The all-important moment of recovery comes when we commit. When we commit to make the changes we need to make to live differently. Most everybody who sins sexually gets to Step Zero. At some point everybody faces the fallout of their actions, even if it’s only an internal sense of being disappointed with oneself. Many people get there quite often. But we start recovery when we realize that we need outside help – God’s help administered through a program of recovery – and start to pursue it. Fewer people get there.
I came across an email that pastor Rick Warren sent out to people in his church. What he has to say about change – and the reasons we find it hard – are great reminders we can apply to recovery. Listen to what he has to say:
“Change requires making choices. It’s not enough to dream of changing. It’s not enough to desire change. In order for you to change, you will need to make a decision. You must choose to change.

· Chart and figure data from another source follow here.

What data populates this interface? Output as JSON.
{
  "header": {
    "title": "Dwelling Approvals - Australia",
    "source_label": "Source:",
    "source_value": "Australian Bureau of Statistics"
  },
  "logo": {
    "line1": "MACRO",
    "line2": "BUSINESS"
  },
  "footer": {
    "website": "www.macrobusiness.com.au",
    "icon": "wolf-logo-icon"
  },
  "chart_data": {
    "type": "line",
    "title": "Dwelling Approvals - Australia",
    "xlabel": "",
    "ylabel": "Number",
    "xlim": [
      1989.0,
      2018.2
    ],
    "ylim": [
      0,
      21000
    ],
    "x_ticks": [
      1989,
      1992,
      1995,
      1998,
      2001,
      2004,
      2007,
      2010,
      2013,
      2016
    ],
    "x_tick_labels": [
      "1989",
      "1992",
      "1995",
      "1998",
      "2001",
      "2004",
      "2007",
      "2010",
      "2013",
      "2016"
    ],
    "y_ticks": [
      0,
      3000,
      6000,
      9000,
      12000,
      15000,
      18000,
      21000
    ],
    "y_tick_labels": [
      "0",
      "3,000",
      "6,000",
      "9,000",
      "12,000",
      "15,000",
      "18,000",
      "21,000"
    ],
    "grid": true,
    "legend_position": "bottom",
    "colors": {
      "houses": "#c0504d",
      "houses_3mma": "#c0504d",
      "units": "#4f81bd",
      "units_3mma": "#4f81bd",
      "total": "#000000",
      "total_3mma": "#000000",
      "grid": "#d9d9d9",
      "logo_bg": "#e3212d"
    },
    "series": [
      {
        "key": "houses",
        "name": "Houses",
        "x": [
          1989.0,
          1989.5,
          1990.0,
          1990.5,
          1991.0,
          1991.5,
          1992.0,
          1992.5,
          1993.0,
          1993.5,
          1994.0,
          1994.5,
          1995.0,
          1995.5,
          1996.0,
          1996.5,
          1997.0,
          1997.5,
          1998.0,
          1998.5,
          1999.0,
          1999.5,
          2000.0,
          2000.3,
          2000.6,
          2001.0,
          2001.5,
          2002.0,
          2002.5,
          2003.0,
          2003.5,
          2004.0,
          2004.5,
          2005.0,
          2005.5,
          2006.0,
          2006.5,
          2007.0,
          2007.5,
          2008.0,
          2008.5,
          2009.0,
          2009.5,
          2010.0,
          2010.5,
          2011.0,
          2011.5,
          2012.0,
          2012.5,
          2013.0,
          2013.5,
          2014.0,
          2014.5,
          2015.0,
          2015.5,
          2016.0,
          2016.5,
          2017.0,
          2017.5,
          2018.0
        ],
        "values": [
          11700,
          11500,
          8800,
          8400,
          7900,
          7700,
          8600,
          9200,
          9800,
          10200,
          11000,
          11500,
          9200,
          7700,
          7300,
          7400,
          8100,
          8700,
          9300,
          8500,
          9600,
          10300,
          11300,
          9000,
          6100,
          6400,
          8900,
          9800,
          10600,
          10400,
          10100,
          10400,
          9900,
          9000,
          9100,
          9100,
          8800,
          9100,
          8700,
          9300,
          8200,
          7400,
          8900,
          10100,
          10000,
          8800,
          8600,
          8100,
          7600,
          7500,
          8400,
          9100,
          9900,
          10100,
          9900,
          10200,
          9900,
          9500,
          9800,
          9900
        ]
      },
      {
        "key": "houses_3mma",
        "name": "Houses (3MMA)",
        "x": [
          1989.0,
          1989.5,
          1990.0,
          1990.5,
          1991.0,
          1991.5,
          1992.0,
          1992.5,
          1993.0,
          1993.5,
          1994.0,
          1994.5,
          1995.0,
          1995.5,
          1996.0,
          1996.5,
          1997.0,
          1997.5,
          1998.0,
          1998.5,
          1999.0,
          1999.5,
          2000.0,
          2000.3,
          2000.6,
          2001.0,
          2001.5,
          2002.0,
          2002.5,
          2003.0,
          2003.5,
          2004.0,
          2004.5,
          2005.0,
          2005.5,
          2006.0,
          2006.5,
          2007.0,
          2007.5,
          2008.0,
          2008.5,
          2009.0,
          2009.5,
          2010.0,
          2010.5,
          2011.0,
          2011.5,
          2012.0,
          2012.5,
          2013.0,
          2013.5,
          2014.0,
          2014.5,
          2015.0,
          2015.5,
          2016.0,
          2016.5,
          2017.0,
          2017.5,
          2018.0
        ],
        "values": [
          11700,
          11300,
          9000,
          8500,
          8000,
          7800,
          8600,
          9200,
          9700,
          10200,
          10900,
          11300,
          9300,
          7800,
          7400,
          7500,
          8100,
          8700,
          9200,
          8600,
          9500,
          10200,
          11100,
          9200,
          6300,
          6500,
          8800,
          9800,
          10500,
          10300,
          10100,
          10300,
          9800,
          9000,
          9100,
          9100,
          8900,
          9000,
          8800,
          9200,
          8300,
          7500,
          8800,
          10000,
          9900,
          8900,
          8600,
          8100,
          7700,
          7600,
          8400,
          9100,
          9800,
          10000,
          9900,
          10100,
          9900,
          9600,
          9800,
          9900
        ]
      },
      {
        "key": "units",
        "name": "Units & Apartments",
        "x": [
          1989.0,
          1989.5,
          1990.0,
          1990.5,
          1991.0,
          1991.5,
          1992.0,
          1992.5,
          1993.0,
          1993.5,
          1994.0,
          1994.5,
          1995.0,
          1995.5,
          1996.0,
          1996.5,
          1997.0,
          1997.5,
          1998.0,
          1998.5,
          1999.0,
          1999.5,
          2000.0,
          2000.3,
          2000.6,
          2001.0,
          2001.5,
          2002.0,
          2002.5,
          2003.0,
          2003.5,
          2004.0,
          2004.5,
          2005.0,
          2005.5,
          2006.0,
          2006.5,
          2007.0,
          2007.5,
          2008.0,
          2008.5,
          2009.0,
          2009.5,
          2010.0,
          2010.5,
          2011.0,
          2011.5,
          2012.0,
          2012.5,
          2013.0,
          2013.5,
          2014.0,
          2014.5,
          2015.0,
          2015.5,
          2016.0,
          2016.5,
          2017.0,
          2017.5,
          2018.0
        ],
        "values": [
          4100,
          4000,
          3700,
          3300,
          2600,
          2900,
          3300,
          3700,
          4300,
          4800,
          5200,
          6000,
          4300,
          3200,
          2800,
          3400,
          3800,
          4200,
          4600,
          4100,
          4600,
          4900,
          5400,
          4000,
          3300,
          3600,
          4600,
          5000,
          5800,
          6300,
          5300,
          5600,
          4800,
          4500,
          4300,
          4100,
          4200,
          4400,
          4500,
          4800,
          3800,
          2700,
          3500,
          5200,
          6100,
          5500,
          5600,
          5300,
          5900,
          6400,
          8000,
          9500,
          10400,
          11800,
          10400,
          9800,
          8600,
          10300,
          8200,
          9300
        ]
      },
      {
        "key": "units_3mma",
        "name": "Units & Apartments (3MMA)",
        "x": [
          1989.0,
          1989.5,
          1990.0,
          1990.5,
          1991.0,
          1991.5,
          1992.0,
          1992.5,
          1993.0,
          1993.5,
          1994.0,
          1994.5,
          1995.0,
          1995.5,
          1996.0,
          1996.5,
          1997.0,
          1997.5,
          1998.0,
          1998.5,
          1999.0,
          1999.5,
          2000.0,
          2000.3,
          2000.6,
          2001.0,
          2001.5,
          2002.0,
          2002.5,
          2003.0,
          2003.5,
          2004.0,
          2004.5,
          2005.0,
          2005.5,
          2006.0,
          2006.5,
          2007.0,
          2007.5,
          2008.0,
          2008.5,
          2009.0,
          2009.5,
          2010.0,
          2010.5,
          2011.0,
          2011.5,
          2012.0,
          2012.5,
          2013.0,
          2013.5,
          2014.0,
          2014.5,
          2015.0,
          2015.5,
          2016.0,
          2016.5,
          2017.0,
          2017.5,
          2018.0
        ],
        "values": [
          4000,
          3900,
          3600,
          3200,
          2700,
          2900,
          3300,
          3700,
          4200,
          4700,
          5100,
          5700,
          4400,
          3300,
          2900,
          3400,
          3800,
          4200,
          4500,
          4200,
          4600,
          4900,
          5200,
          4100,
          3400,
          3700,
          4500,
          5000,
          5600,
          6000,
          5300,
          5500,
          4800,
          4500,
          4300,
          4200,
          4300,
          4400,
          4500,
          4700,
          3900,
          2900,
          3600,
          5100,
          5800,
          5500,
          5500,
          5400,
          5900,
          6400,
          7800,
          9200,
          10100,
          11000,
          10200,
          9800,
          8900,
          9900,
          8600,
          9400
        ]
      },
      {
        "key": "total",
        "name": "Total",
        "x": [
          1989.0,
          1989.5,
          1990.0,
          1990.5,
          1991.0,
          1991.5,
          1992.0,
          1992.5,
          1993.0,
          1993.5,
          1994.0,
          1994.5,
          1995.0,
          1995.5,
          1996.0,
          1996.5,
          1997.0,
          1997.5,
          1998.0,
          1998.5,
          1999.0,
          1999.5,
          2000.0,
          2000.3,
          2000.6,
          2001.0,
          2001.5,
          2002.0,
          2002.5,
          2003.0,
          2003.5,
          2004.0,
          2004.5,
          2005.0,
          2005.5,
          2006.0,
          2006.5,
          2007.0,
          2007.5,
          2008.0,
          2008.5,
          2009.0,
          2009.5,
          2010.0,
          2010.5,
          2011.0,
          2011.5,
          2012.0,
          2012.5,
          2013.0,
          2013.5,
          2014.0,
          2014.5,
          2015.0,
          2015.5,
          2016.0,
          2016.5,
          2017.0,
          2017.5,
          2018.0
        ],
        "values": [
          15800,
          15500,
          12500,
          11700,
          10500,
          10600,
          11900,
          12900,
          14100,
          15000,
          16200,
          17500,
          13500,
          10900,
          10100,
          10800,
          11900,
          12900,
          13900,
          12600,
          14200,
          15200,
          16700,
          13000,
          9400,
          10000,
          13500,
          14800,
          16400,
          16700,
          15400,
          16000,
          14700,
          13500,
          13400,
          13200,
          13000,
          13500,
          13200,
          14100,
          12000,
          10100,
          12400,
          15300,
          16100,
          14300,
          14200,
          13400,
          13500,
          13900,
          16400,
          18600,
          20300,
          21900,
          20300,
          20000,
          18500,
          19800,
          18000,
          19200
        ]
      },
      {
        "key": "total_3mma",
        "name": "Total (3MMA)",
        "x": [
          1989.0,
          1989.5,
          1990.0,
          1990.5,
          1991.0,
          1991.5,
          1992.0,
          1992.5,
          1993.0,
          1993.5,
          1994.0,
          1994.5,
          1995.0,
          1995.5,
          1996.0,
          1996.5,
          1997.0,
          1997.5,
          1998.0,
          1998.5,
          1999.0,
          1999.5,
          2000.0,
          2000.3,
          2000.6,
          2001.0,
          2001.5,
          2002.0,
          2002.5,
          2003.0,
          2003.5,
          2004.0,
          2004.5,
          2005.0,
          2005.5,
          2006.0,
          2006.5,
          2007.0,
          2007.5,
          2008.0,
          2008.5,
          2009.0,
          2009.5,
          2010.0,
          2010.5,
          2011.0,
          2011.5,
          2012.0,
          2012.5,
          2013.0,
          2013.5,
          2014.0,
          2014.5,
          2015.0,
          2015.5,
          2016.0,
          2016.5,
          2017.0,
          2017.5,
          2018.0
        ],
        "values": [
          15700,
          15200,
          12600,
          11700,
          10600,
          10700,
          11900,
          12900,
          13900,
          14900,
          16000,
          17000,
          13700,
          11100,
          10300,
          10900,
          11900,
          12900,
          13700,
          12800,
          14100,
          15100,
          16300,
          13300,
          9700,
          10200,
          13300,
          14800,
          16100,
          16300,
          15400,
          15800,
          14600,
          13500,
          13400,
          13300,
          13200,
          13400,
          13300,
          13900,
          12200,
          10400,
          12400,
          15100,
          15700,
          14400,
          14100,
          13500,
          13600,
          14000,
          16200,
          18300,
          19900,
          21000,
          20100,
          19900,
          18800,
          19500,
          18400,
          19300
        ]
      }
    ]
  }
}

Change is intentional: Are you going to be any different in six months? Are you going to be better a year from now? Are you going to be healthier, stronger, and more mature? Are you going to be happier? Are you going to be less in debt? Are you going to be more like God wants you to be?
I can tell you the answer right now: It will only happen if you choose to change, because it isn’t going to happen accidentally. … It requires a choice.
A lot of times we think we’re waiting on God to change us. No, you are not waiting on God. God is waiting on you. He’s waiting on you to say, “Yes, Lord, I’m willing to make these changes.” (Rick Warren, DAILY HOPE, Jul 22, 2011)
Well said! Are there some things you need to change about yourself, about your life, about your marriage? What are you waiting for?